We can also compute the \(\epsilon(\lambda,865)\) values as defined by Gordon-Wang.

plt.figure(figsize=(7.5,11))
plt.subplot(2, 1, 1)
for key in results.keys():
  plt.plot(wavelengths*1e3, results[key]/results[key][-1], color[key])

plt.xticks([400,500,600,700,800]); plt.yticks([1.0,1.5,2.0])
plt.xlabel(r"$\lambda$ [$nm$]"); plt.ylabel(r"$\epsilon(\lambda,865)$")
plt.plot([],[],'ok',label="Maritime aerosol")
plt.plot([],[],'sk',label="Costal aerosol")
plt.plot([],[],'vk',label="Tropospheric aerosol")
plt.legend()

plt.subplot(2, 1, 2)
for key in results.keys():
  plt.plot(wavelengths*1e3, results[key]/results[key][-1], color[key])

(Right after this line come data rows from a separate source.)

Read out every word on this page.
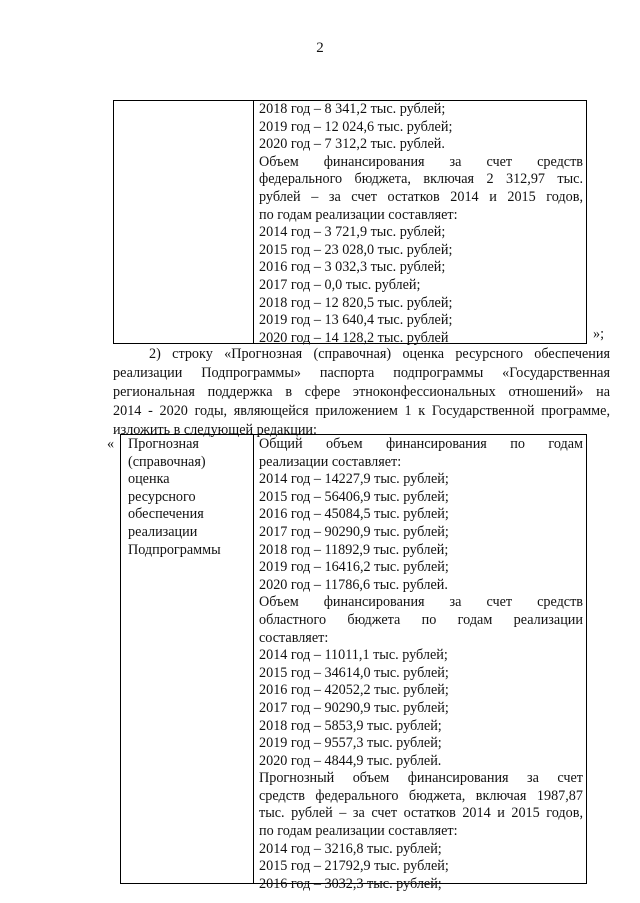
2
2018 год – 8 341,2 тыс. рублей;
2019 год – 12 024,6 тыс. рублей;
2020 год – 7 312,2 тыс. рублей.
Объем финансирования за счет средств
федерального бюджета, включая 2 312,97 тыс.
рублей – за счет остатков 2014 и 2015 годов,
по годам реализации составляет:
2014 год – 3 721,9 тыс. рублей;
2015 год – 23 028,0 тыс. рублей;
2016 год – 3 032,3 тыс. рублей;
2017 год – 0,0 тыс. рублей;
2018 год – 12 820,5 тыс. рублей;
2019 год – 13 640,4 тыс. рублей;
2020 год – 14 128,2 тыс. рублей	»;
2) строку «Прогнозная (справочная) оценка ресурсного обеспечения
реализации Подпрограммы» паспорта подпрограммы «Государственная
региональная поддержка в сфере этноконфессиональных отношений» на
2014 - 2020 годы, являющейся приложением 1 к Государственной программе,
изложить в следующей редакции:
« Прогнозная
(справочная)
оценка
ресурсного
обеспечения
реализации
Подпрограммы
Общий объем финансирования по годам
реализации составляет:
2014 год – 14227,9 тыс. рублей;
2015 год – 56406,9 тыс. рублей;
2016 год – 45084,5 тыс. рублей;
2017 год – 90290,9 тыс. рублей;
2018 год – 11892,9 тыс. рублей;
2019 год – 16416,2 тыс. рублей;
2020 год – 11786,6 тыс. рублей.
Объем финансирования за счет средств
областного бюджета по годам реализации
составляет:
2014 год – 11011,1 тыс. рублей;
2015 год – 34614,0 тыс. рублей;
2016 год – 42052,2 тыс. рублей;
2017 год – 90290,9 тыс. рублей;
2018 год – 5853,9 тыс. рублей;
2019 год – 9557,3 тыс. рублей;
2020 год – 4844,9 тыс. рублей.
Прогнозный объем финансирования за счет
средств федерального бюджета, включая 1987,87
тыс. рублей – за счет остатков 2014 и 2015 годов,
по годам реализации составляет:
2014 год – 3216,8 тыс. рублей;
2015 год – 21792,9 тыс. рублей;
2016 год – 3032,3 тыс. рублей;
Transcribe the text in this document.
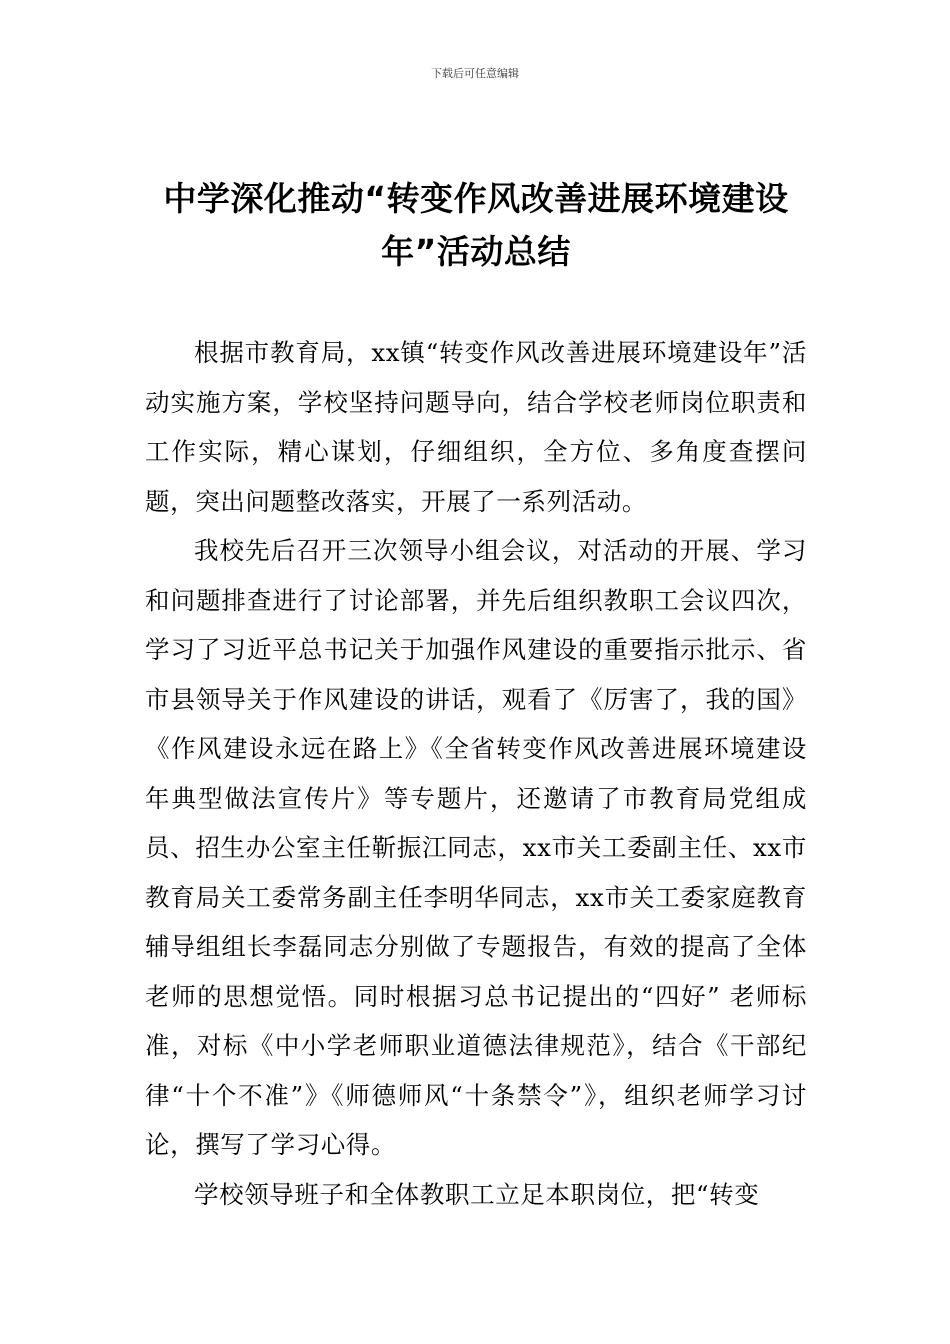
下载后可任意编辑
中学深化推动“转变作风改善进展环境建设年”活动总结

根据市教育局，xx镇“转变作风改善进展环境建设年”活动实施方案，学校坚持问题导向，结合学校老师岗位职责和工作实际，精心谋划，仔细组织，全方位、多角度查摆问题，突出问题整改落实，开展了一系列活动。

我校先后召开三次领导小组会议，对活动的开展、学习和问题排查进行了讨论部署，并先后组织教职工会议四次，学习了习近平总书记关于加强作风建设的重要指示批示、省市县领导关于作风建设的讲话，观看了《厉害了，我的国》《作风建设永远在路上》《全省转变作风改善进展环境建设年典型做法宣传片》等专题片，还邀请了市教育局党组成员、招生办公室主任靳振江同志，xx市关工委副主任、xx市教育局关工委常务副主任李明华同志，xx市关工委家庭教育辅导组组长李磊同志分别做了专题报告，有效的提高了全体老师的思想觉悟。同时根据习总书记提出的“四好” 老师标准，对标《中小学老师职业道德法律规范》，结合《干部纪 律“十个不准”》《师德师风“十条禁令”》，组织老师学习讨论，撰写了学习心得。

学校领导班子和全体教职工立足本职岗位，把“转变
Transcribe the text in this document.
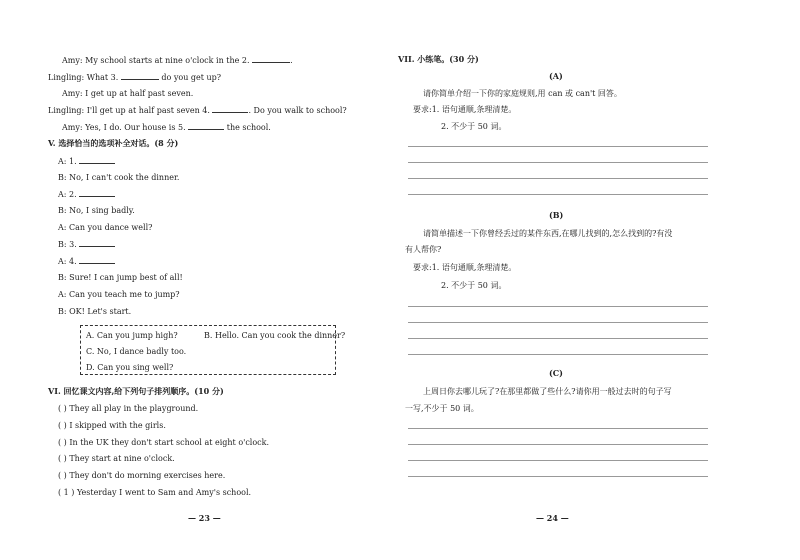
Amy: My school starts at nine o'clock in the 2.	.
Lingling: What 3.	do you get up?
Amy: I get up at half past seven.
Lingling: I'll get up at half past seven 4.	. Do you walk to school?
Amy: Yes, I do. Our house is 5.	the school.
V. 选择恰当的选项补全对话。(8 分)
A: 1.
B: No, I can't cook the dinner.
A: 2.
B: No, I sing badly.
A: Can you dance well?
B: 3.
A: 4.
B: Sure! I can jump best of all!
A: Can you teach me to jump?
B: OK! Let's start.
A. Can you jump high?	B. Hello. Can you cook the dinner?
C. No, I dance badly too.
D. Can you sing well?
VI. 回忆课文内容,给下列句子排列顺序。(10 分)
( ) They all play in the playground.
( ) I skipped with the girls.
( ) In the UK they don't start school at eight o'clock.
( ) They start at nine o'clock.
( ) They don't do morning exercises here.
( 1 ) Yesterday I went to Sam and Amy's school.
— 23 —
VII. 小练笔。(30 分)
(A)
请你简单介绍一下你的家庭规则,用 can 或 can't 回答。
要求:1. 语句通顺,条理清楚。
2. 不少于 50 词。
(B)
请简单描述一下你曾经丢过的某件东西,在哪儿找到的,怎么找到的?有没
有人帮你?
要求:1. 语句通顺,条理清楚。
2. 不少于 50 词。
(C)
上周日你去哪儿玩了?在那里都做了些什么?请你用一般过去时的句子写
一写,不少于 50 词。
— 24 —
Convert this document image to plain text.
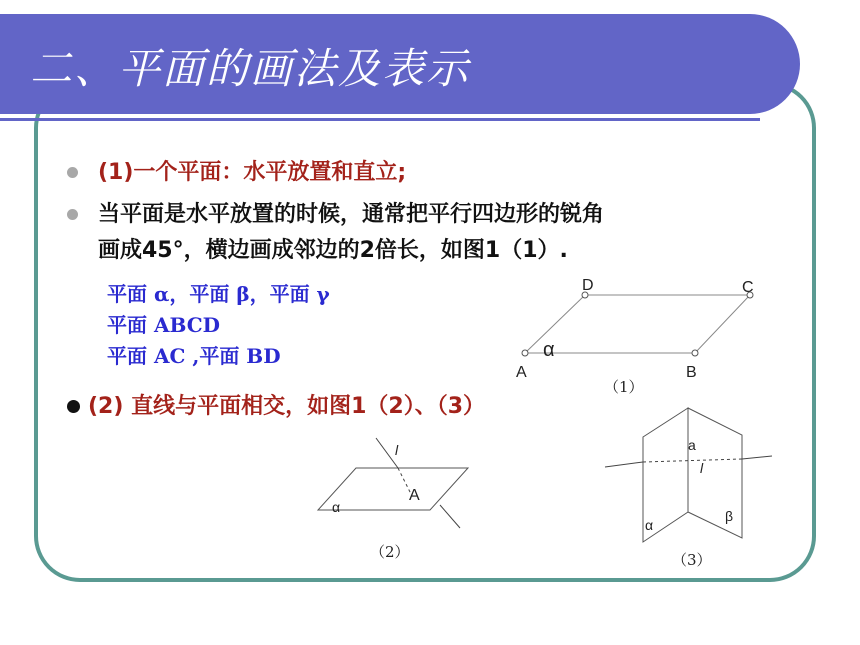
二、平面的画法及表示
(1)一个平面：水平放置和直立;
当平面是水平放置的时候，通常把平行四边形的锐角
画成45°，横边画成邻边的2倍长，如图1（1）.
平面 α，平面 β，平面 γ
平面 ABCD
平面 AC ,平面 BD
(2) 直线与平面相交，如图1（2）、（3）
D	C
A	B
α
（1）
l
A
α
（2）
a
l
α
β
（3）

plt.loglog(basex=10,basey=10,subsx=[0],subsy=[0])
plt.xticks([398,501,631,794],[2.6,2.7,2.8,2.9])
plt.yticks([1,1.25,1.58,1.99,2.51],[0.0,0.1,0.2,0.3,0.4])
plt.xlabel(r"$\log_{10}[\lambda]$")
plt.ylabel(r"$\log_{10}[\epsilon(\lambda,865)]$")
plt.plot([],[],'ok',label="Maritime aerosol")
plt.plot([],[],'sk',label="Costal aerosol")
plt.plot([],[],'vk',label="Tropospheric aerosol")
plt.legend()

plt.savefig("epsilon.png", dpi=300, transparent=True)
plt.show()
_images/epsilon.png

Total scattering

We can now compute the total scattering by adding each component and by performing the simulation. We will do this for the maritime model with 90% relative humidity.

# We set the aerosol and molecular optical thickness
s.aer.aotref = 0.1
s.ap.SetPressure(1013.25)

key = "M90"
# Set aerosol model
model = AerosolModels[key]
s.aer.SetModel(model=2, sfmodel=model[0], rh=model[1])

# Set view level at TOA
s.view.level = 1
rhot = RunWavelengths(s, wavelengths, view)/np.cos(np.pi*s.ang.thetas/180.0)

We also compute the transmittances for the molecular and aerosol model. We use \(\tau_a = 0.1\) for all bands as the aerosol optical thickness.

taur = np.array([0.317976, 0.235460, 0.15540,
                0.131940, 0.093379, 0.04341,
                0.025863, 0.015460])
Tr = np.exp(-(taur+0.1)*(1/np.cos(np.pi*view/180.0)
                  +1/np.cos(np.pi*s.ang.thetas/180.0)))
tr = np.exp(-taur/2*(1/np.cos(np.pi*view/180.0)
                  +1/np.cos(np.pi*s.ang.thetas/180.0)))
In [20]:
plt.figure(figsize=(7.5,5))
plt.plot(wavelengths*1e3, rhor-Tr*rhog, 'o', label=r"$\rho_r$")
plt.plot(wavelengths*1e3, results["M90"], 'o', label=r"$\rho_a$")
plt.plot(wavelengths*1e3, Tr*rhog, 'o', label=r"$T\rho_g$")
plt.plot(wavelengths*1e3, rhot, '^k', label=r"$\rho_t$")
plt.plot(wavelengths*1e3, rhor+results[key]+rhowl*tr, 'vk',
        label=r"$\rho_r + t\rho_g + \rho_a + t\rho_w + $")

plt.xlabel(r"$\lambda$ [$nm$]"); plt.ylabel(r"$\rho$")
plt.legend()
plt.savefig("combined.png", dpi=300, transparent=True)
plt.show()
_images/combined.png

Were the small difference we have is of order 0.001 and comes from not taking into account the molecular and aerosol scattering interaction.